Once the Sully family exiles themselves to some remote islands, the film throws in even more characters and doubles the size of the cast. I don't remember their names, I just remember that one of them had the broccoli haircut, and of course I had to take a star off for that. If it sounds overstuffed at this point, you'd be right. In its attempt to do every character and plotline justice, the film starts to drag. Demoted back to newcomers, the family gets to grips with their new environment and builds bonds with the new tribe and each other, which is also an opportunity to revel in underwater scenery. This is when the film shines, but also when its three hour runtime becomes obvious.
By the final act, the film has explored the setting of Pandora far beyond the confines of the forest in the first film, yet the stakes feel smaller. The action scenes are intense and non-stop, yet the only thing at risk in the battle is a whaling ship and the hostages, a far cry from the entire planetary intelligence in the previous installment. The climactic fistfight between Jake and the resurrected Quaritch is far less dramatic than the battle in the first film. This move to a smaller scope is probably deliberate, as the film wants us to focus on Jake's family, and it pays off as we know each member intimately by the end and feel like we have grown alongside them.
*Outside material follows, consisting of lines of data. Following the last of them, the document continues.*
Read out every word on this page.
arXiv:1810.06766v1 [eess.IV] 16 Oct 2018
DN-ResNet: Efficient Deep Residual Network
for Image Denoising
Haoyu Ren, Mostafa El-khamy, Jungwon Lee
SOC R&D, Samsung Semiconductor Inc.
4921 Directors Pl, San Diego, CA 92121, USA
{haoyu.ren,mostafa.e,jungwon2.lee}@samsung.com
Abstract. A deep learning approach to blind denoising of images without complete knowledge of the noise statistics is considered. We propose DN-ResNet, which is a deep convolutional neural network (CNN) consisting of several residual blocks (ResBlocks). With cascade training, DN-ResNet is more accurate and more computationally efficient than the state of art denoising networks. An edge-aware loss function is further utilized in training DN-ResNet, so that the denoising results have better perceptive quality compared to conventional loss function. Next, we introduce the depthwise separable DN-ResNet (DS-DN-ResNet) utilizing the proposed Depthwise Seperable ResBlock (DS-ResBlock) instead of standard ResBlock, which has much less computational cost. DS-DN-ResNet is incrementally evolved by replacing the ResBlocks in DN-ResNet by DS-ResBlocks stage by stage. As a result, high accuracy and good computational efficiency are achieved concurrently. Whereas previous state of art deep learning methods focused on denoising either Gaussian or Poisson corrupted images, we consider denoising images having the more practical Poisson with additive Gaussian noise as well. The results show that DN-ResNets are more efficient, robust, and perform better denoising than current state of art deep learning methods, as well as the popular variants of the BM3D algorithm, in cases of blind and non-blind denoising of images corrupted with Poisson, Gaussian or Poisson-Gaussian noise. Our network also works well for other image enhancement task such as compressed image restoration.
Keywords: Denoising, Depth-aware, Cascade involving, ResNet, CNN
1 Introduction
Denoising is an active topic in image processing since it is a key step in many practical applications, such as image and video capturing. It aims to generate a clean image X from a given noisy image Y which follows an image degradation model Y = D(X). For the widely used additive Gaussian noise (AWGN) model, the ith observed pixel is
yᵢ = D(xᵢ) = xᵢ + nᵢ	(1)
The sequel's strength is how it (almost) balances its many juggling acts. It makes an effort to connect with the storyline of the first film, yet also presents the audience with a barrage of new material. Long time fans will be pleased to see familiar characters and settings alongside the previously unseen oceans and creatures of Pandora (the film's creators know that we've seen hours of the forests already). It also makes an effort to present a satisfying and self-contained story, yet also sets up storylines for the next sequels. Unanswered questions like Kiri's true nature or Spider's allegiance pique the interest of the audience without feeling like a cop-out. The individual plotlines of the characters are all balanced against each other and returning characters are given new roles to play, especially Quaritch, who feels far more interesting and fleshed out in this iteration. However, as mentioned, the film does get bloated when it tries to to explore so many characters, so perhaps this is one juggling act where it starts to drop the ball.
On the negative side, The Way of Water still inherits a lot of the first film's faults that the series just can't shake off. The humans are still cartoonishly evil and ludicrously inept, which makes the stakes unclear. The exhaust of a landing rocket incinerates the forest, leading to an even bigger base than before, instantly undoing the Na'vi's victory of the first film (why don't they always do that?). The humans and their technology are treated as an oppressive threat but are also dispatched with incredible ease (especially anybody sitting in a cockpit), depending on the needs of the script from scene to scene. Even the "elite" soldiers who are resurrected in Na'vi bodies fare little better than disposable fodder, dropping left, right and centre without posing a real challenge (other than a dated Vietnam War reference). We don't actually see the humans' motivations until about halfway through the movie, when an overzealous captain holds up a vial of a precious resource, cites a dollar amount and whines about quotas, in a scene directly ripped from the first movie. Despite its supposed importance, we never see this resource again. It's all so maddeningly simplistic.
I haven't yet addressed the elephant in the room - the visual effects. The effects in this film were so realistic that I wasn't consciously wowed or impressed, I was just totally immersed in the experience. I watched this film in Dolby 3D with high frame rate but I legitimately can't remember noticing anything in 3D or high frame rate because the immersion was too good (as strange as it sounds). When I came into this movie, I wasn't sure how special effects technology could possibly progress even more than current blockbusters, but James Cameron has outdone himself again and given us another leap ahead. This is probably the closest I'll get to seeing life on another planet until Avatar 3.
All in all, I do think this film was a good experience, but it was trying to do too many things at once, and was not as streamlined or personal as the first Avatar, which had a clear focus on Jake Sully rather than an entire ensemble. If the first film was Pocahontas in space, this one is Free Willy in space - and Moby Dick in space - and The Abyss in Space - and Titanic in space - and... you get the idea.